Bone loss is found to be up to 11 per cent greater during the night. Calcium levels are also lowest during the night and may be affected by the concentration of the hormone, Cortisol. These findings may lead to new hormone treatments for osteoporosis.


Calcium deficiency may be linked to an increased risk of colon cancer. Research on animals and some epidemiological studies suggest that people with high calcium intakes are less likely to develop colon cancer. Research findings in humans are inconclusive, with some studies showing protective effects while others have not. The overall results seem to suggest that the protective effect of high calcium intake does exist but that it is not very marked.

The association between calcium intake and deaths from gastrointestinal cancer was assessed in a 28-year follow-up study of 2 591 Dutch civil servants and their spouses, aged 40 to 65 years. The researchers found that men and women who died of colorectal cancer had a lower average calcium intake compared to the rest of the population.

calcium deficiencyResults from the Iowa Women's Health Study published in 1998 showed that calcium can decrease the risk of rectal cancer. Researchers analyzed information from 34 702 postmenopausal women who responded to a mailed survey in 1986. After nine years of follow-up, 144 rectal cancer cases were identified.
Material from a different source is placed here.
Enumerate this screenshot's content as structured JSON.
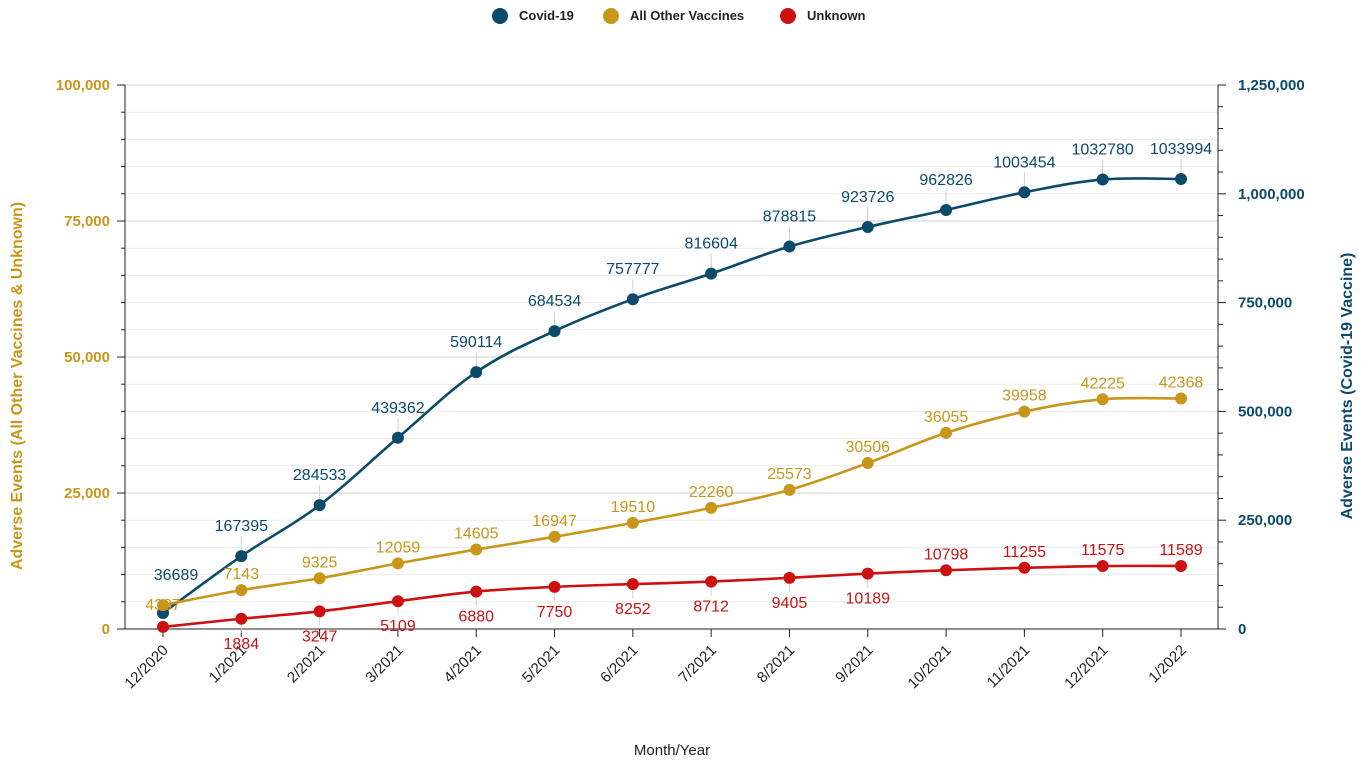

The results showed that high total calcium intake reduced the risk of rectal cancer. Other results from this study show a reduced risk of colon cancer in women with high intakes of calcium and vitamin D.

In a 1996 study, Harvard University researchers working on the Health Professionals Study assessed the links between calcium intake and colon cancer in almost 48,000 men aged from 40 to 75. They found that higher intake of calcium from foods and supplements was associated with a lower cancer risk until they adjusted their results to take other factors into account. They concluded that calcium may possibly mildly lower the risk of colon cancer. Data from the Nurses Health Study, which involved over 89,000 nurses, also showed a small reduced risk.

Calcium may exert its protective effects by binding to toxic substances such as bile acids and fats and reduce the chance that these will cause cancerous changes in the gut. Calcium may also normalize the growth of cells in the intestinal wall, thus protecting against cancerous changes. Limited evidence suggests that low calcium intake may also increase the risk of breast, cervical and esophageal cancers.

Taiwanese studies done in 1997 and 1998 showed a protective effect both against gastric and colorectal cancers from high levels of calcium in drinking water.

Blood pressure

Calcium metabolism seems to be altered in people with hypertension. Several studies suggest that low dietary intake of calcium is associated with an increased risk of developing hypertension and cardiovascular disease. Some research suggests studies show that restriction of calcium increases, and supplementation with calcium lowers, blood pressure. Data from the US Health and Nutrition Examination Survey (NHANES I) showed that hypertensive people consumed 18 per cent less dietary calcium than those with normal blood pressure.

A review published in 1997 in the American Journal of Clinical Nutrition showed that experimental data support the view that when adults meet or exceed the recommended dietary allowances of calcium, potassium, and magnesium, high sodium intakes are not associated with high blood pressure. Thus adequate mineral intake may protect against salt sensitivity.

Some evidence suggests that a woman who eats a low calcium diet in pregnancy may also increase the chances of her child suffering from high blood pressure.

Muscle cramps

When blood calcium levels drop below normal, the sensitivity of the nerves can increase, leading to muscle cramps. Pregnant women whose diets are deficient in calcium are at greatest risk of muscle cramps.


Severe calcium deficiency can lead to periodontal disease (inflammation and degeneration of the bone and gum structures that support the teeth).